There are more options than that, most docs don't have the clues on what or when(in later PCa progressions) and that would include some oncologists (uro-docs obviously out of their venue). This is why people seek out Drs.: Sartor, Myers, Scholz, Lam, Volgelzang, Leibowitz among others that are PCa specialists. If you take note of some of these guys therapies used on other patients, they find ways to manipulate therapies to get responses (if at all possible is the goal)....you can be even a failed patient on casodex and is some cases, returning back to it later find it could work again for awhile and in some other cases casodex can actually feed hrpca..so it needs close monitoring on patients. This might happen with other drugs that combat PCa.
The majority of average docs usually have just a couple drug therapies they use, probably because of conservative Hospitals advice from legal staff or because they really don't have clues as to what other stuff might do or not do. So, you get to decide to choose what path do I wish to look into or take, you could even choose darn the torpedos and do your own thing or no drugs...that is your right last time I checked. If you want a warranty program there is none I ever heard of. Howard H. used multiple protocols in fighting his PCa battle and recently passed away...but he did live 17 yrs. is so doing..and even Dr. Meyers and some others commented on his journey as being the first brain mets patient they knew of...likely because the protocols kept PCa at bay sooo long in other parts of the body, that it finally got a chance to start elsewhere in the body.

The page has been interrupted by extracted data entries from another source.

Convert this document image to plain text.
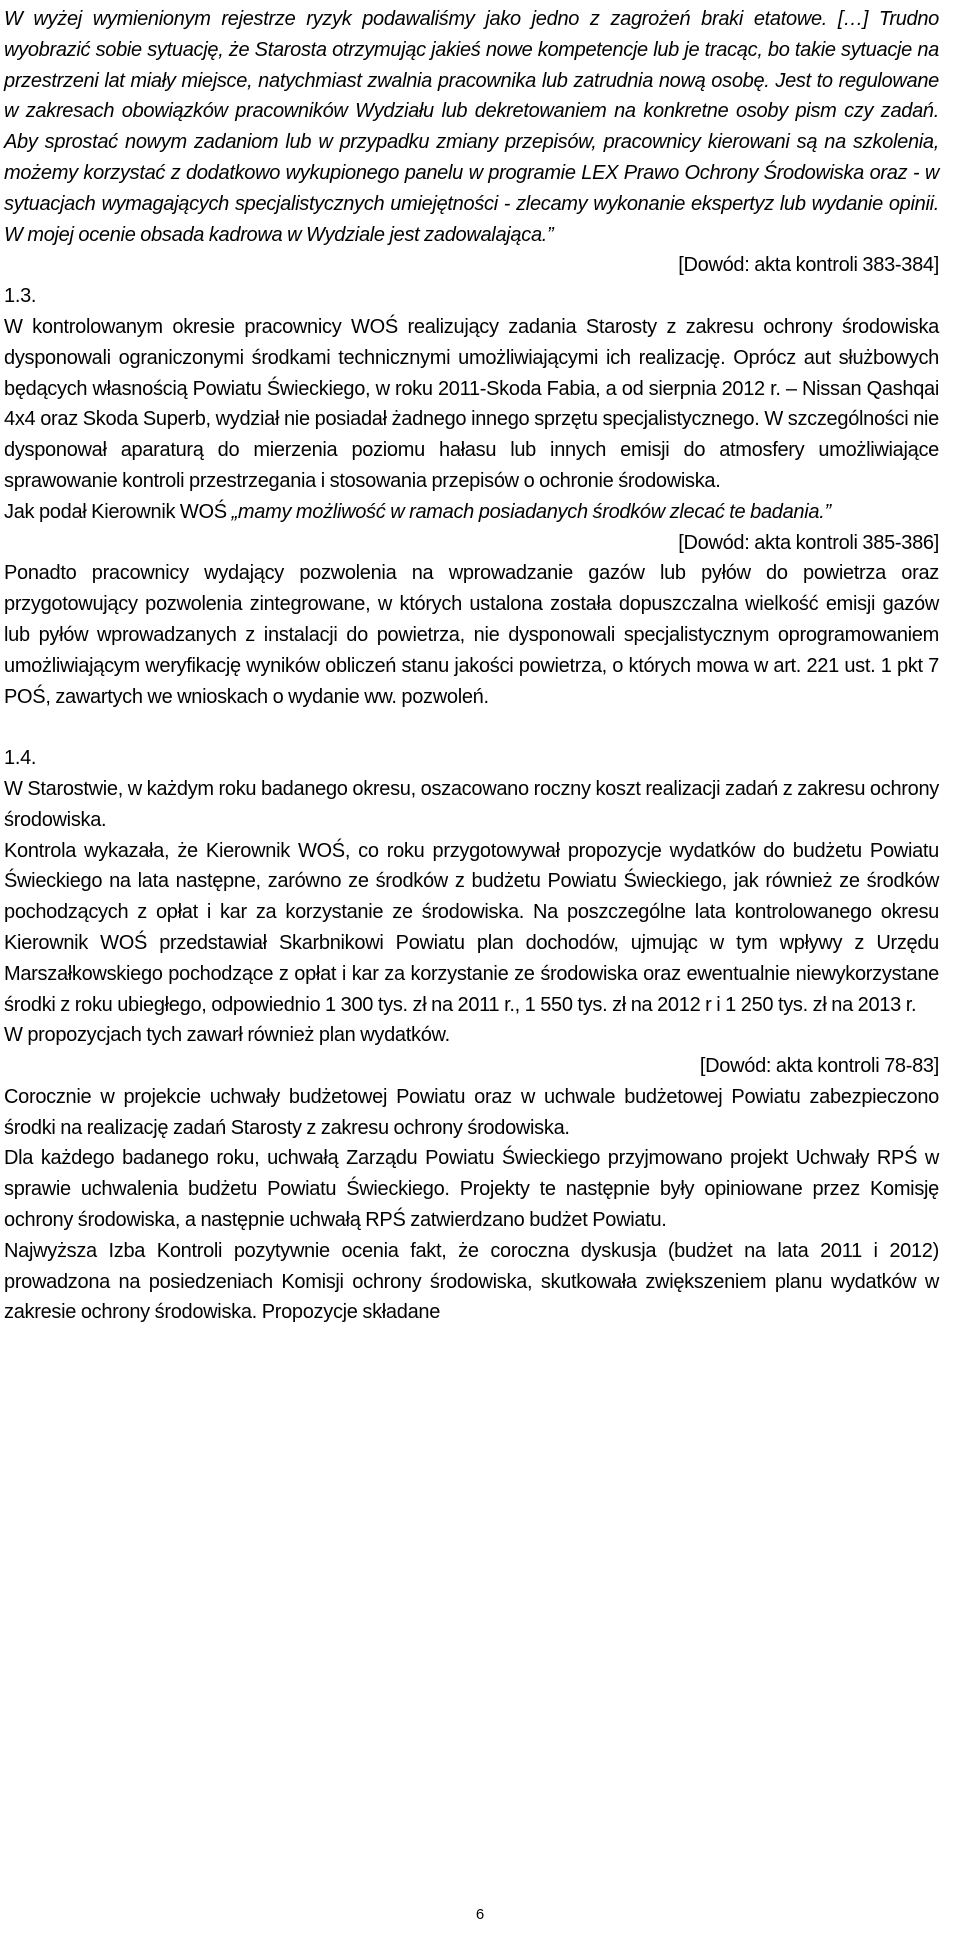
W wyżej wymienionym rejestrze ryzyk podawaliśmy jako jedno z zagrożeń braki etatowe. […] Trudno wyobrazić sobie sytuację, że Starosta otrzymując jakieś nowe kompetencje lub je tracąc, bo takie sytuacje na przestrzeni lat miały miejsce, natychmiast zwalnia pracownika lub zatrudnia nową osobę. Jest to regulowane w zakresach obowiązków pracowników Wydziału lub dekretowaniem na konkretne osoby pism czy zadań. Aby sprostać nowym zadaniom lub w przypadku zmiany przepisów, pracownicy kierowani są na szkolenia, możemy korzystać z dodatkowo wykupionego panelu w programie LEX Prawo Ochrony Środowiska oraz - w sytuacjach wymagających specjalistycznych umiejętności - zlecamy wykonanie ekspertyz lub wydanie opinii. W mojej ocenie obsada kadrowa w Wydziale jest zadowalająca.”

[Dowód: akta kontroli 383-384]

1.3.

W kontrolowanym okresie pracownicy WOŚ realizujący zadania Starosty z zakresu ochrony środowiska dysponowali ograniczonymi środkami technicznymi umożliwiającymi ich realizację. Oprócz aut służbowych będących własnością Powiatu Świeckiego, w roku 2011-Skoda Fabia, a od sierpnia 2012 r. – Nissan Qashqai 4x4 oraz Skoda Superb, wydział nie posiadał żadnego innego sprzętu specjalistycznego. W szczególności nie dysponował aparaturą do mierzenia poziomu hałasu lub innych emisji do atmosfery umożliwiające sprawowanie kontroli przestrzegania i stosowania przepisów o ochronie środowiska.

Jak podał Kierownik WOŚ „mamy możliwość w ramach posiadanych środków zlecać te badania.”

[Dowód: akta kontroli 385-386]

Ponadto pracownicy wydający pozwolenia na wprowadzanie gazów lub pyłów do powietrza oraz przygotowujący pozwolenia zintegrowane, w których ustalona została dopuszczalna wielkość emisji gazów lub pyłów wprowadzanych z instalacji do powietrza, nie dysponowali specjalistycznym oprogramowaniem umożliwiającym weryfikację wyników obliczeń stanu jakości powietrza, o których mowa w art. 221 ust. 1 pkt 7 POŚ, zawartych we wnioskach o wydanie ww. pozwoleń.

1.4.

W Starostwie, w każdym roku badanego okresu, oszacowano roczny koszt realizacji zadań z zakresu ochrony środowiska.

Kontrola wykazała, że Kierownik WOŚ, co roku przygotowywał propozycje wydatków do budżetu Powiatu Świeckiego na lata następne, zarówno ze środków z budżetu Powiatu Świeckiego, jak również ze środków pochodzących z opłat i kar za korzystanie ze środowiska. Na poszczególne lata kontrolowanego okresu Kierownik WOŚ przedstawiał Skarbnikowi Powiatu plan dochodów, ujmując w tym wpływy z Urzędu Marszałkowskiego pochodzące z opłat i kar za korzystanie ze środowiska oraz ewentualnie niewykorzystane środki z roku ubiegłego, odpowiednio 1 300 tys. zł na 2011 r., 1 550 tys. zł na 2012 r i 1 250 tys. zł na 2013 r.

W propozycjach tych zawarł również plan wydatków.

[Dowód: akta kontroli 78-83]

Corocznie w projekcie uchwały budżetowej Powiatu oraz w uchwale budżetowej Powiatu zabezpieczono środki na realizację zadań Starosty z zakresu ochrony środowiska.

Dla każdego badanego roku, uchwałą Zarządu Powiatu Świeckiego przyjmowano projekt Uchwały RPŚ w sprawie uchwalenia budżetu Powiatu Świeckiego. Projekty te następnie były opiniowane przez Komisję ochrony środowiska, a następnie uchwałą RPŚ zatwierdzano budżet Powiatu.

Najwyższa Izba Kontroli pozytywnie ocenia fakt, że coroczna dyskusja (budżet na lata 2011 i 2012) prowadzona na posiedzeniach Komisji ochrony środowiska, skutkowała zwiększeniem planu wydatków w zakresie ochrony środowiska. Propozycje składane

6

Examples of other stuff: leukine, (4) estrogenic drug methods(maybe you included that in hormone related therapies already, revlamid, megace, carboplatin, alpharadin (radium 223), MDV3100, Prostvac-vf, Strontuim, Samarium, phenoxodial, dasatinib, ipilimumab, Carbazitaxel (different chemo-new), gleevec, iressa, satraplatin, tarceva, dcvax, xinlay, vitaxin, Ixabepilone, aflibercept, OGX-011, zibotentan (zd4054)-in phase III (might not work too), boron (?), and more. Not to mention combinations of drugs in a therapy useage (Dr. Meyers) and some others have such to offer also. Some failed patients whom went to these kinds of guys found new ways to fight an escalating out of control psa or mets....how long is always the next vista to find out.
Some of the stuff above I would not know much about
, but either is being used or has been used on PCa. If you have the Soup Naz_ type doc....he will decide what, when etc. But other docs may want your input or offer you choices (which is the way it should be)... Quite a trip and just about
as unknown of a reality as the Twilight Zone, and some of those episodes. Your psa looks excellent right now.